I was teaching in the 1970s in Southampton. During the 'three-day week', I remember getting up in the dark, no electricity, cycling to school and finding no electricity at school either. Four years later, after graduating with an honours degree, the only work I could find in London was part-time teaching. I couldn't find anywhere passable to live either, so ended up squatting in a Victorian house in East London, in a street with about fifty or sixty other squatters. The Asian supermarket down the street was always being attacked by neo-Nazis and swastikas adorned bridges and walls everywhere. I participated in several big anti-Nazi marches and rallies, including one where Joe Strummer of The Clash told some of his skinhead fans, "Take off your swastikas!" That was a pivotal moment. But London was grim and frightening. I left England in 1978 and emigrated to Canada in 1979.
Brooke Lydbrooke, Toronto, Canada

What I can remember of the seventies as I grew up in the latter part of the decade certainly isn't the flares and fun image the media are still keen to portray it as. This was the era of punk rock( no future UK), hyper inflation, high unemployment and a feeling that Britain was finished, along with the misery of endless strikes. Anyone who lived through this period will know how run down and depressed Britain had become by the end of the 70s. However, the television was far better back then and at least you had great comedies to laugh at to take your mind off the winter of discontent. Also bands like Queen and the ELO were making fantastic music, which we seem to lack now.

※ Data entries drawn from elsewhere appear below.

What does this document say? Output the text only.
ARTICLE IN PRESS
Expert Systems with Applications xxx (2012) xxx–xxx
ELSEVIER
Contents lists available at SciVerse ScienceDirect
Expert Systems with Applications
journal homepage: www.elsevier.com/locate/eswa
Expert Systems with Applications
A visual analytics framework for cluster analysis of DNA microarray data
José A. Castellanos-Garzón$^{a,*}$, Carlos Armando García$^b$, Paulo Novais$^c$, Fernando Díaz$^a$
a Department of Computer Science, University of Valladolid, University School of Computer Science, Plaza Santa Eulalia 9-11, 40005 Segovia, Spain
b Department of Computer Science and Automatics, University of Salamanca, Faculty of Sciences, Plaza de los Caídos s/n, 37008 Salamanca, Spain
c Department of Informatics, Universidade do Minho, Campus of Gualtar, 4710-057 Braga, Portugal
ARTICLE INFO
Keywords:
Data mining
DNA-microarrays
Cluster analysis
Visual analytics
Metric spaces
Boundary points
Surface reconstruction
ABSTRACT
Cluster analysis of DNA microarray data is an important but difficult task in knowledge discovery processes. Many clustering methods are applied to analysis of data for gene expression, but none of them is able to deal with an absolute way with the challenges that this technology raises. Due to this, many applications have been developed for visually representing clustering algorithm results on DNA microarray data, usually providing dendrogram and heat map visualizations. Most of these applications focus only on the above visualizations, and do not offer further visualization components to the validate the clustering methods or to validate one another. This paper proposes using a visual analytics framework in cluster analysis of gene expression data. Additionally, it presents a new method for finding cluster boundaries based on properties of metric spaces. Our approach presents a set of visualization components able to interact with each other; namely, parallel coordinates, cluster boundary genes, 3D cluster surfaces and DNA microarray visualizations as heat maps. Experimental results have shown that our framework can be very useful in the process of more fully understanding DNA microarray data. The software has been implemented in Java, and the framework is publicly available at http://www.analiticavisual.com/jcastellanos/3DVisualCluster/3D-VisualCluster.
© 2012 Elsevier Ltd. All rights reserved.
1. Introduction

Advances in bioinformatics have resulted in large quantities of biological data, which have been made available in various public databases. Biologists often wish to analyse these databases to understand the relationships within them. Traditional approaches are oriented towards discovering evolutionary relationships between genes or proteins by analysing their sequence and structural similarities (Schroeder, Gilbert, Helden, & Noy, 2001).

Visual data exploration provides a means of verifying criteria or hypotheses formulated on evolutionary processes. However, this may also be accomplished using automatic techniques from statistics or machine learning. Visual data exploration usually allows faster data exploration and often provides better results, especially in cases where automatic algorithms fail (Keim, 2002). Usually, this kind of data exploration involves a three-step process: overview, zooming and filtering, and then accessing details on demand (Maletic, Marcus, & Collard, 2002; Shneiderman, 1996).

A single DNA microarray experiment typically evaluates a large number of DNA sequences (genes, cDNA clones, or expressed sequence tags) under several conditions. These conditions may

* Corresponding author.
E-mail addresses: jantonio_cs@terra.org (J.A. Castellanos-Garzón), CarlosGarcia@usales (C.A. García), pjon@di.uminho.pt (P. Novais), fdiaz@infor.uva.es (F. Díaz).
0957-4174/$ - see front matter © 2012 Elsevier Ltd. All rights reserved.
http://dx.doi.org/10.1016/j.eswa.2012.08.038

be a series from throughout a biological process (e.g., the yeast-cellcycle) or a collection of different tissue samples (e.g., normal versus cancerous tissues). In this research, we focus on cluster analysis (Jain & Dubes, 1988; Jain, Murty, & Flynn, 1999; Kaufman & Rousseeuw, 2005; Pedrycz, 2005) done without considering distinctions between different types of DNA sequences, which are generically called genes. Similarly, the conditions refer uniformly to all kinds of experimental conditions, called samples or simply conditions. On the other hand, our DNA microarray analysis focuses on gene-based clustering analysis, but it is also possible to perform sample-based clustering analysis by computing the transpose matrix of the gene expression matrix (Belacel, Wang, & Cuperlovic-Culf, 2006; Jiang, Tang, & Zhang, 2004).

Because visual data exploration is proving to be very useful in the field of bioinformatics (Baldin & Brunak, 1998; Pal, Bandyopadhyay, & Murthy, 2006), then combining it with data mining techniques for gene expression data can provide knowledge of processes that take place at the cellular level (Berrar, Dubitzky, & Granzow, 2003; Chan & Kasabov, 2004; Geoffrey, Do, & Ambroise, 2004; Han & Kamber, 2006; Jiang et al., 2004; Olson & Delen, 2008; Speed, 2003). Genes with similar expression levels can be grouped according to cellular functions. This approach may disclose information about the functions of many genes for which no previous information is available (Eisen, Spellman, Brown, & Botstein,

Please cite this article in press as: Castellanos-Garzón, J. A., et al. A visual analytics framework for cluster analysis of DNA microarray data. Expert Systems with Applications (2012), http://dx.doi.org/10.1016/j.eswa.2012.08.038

Glenn Aylett, Whivehaven, Cumbria

I left school in 1969 - liberation day - and got my A Levels at our college of further education. I joined 18+ Club and International Voluntary Service (mostly doing gardens and decorating for the less well off referred by Social Services - jobs would be allocated on Monday nights at our weekly meeting) and got "housekeeping experience" when mother was in hospital for a major female operation. There were some great films - "The Italian Job" and "The Lion In Winter" and a few years later "Death In Venice" - and it was a good time for pop and discos for those who enjoyed that sort of thing. On the downside jobs were very hard to get with increasing unemployment, far too much fuss was made about changing to decimal coinage (I had no problem) and we had more than enough of strikes - the rail strike in 1973 paralysed the sorting office where I did Christmas work for a day and the "winter of discontent" coincided horribly with a particularly bad winter in our area. Experience of two-party government has made me a Lib Dem (saving Maggie Thatcher's grace -she had moments of genius)and inflation starting badly around 1971 has made me a careful housekeeper!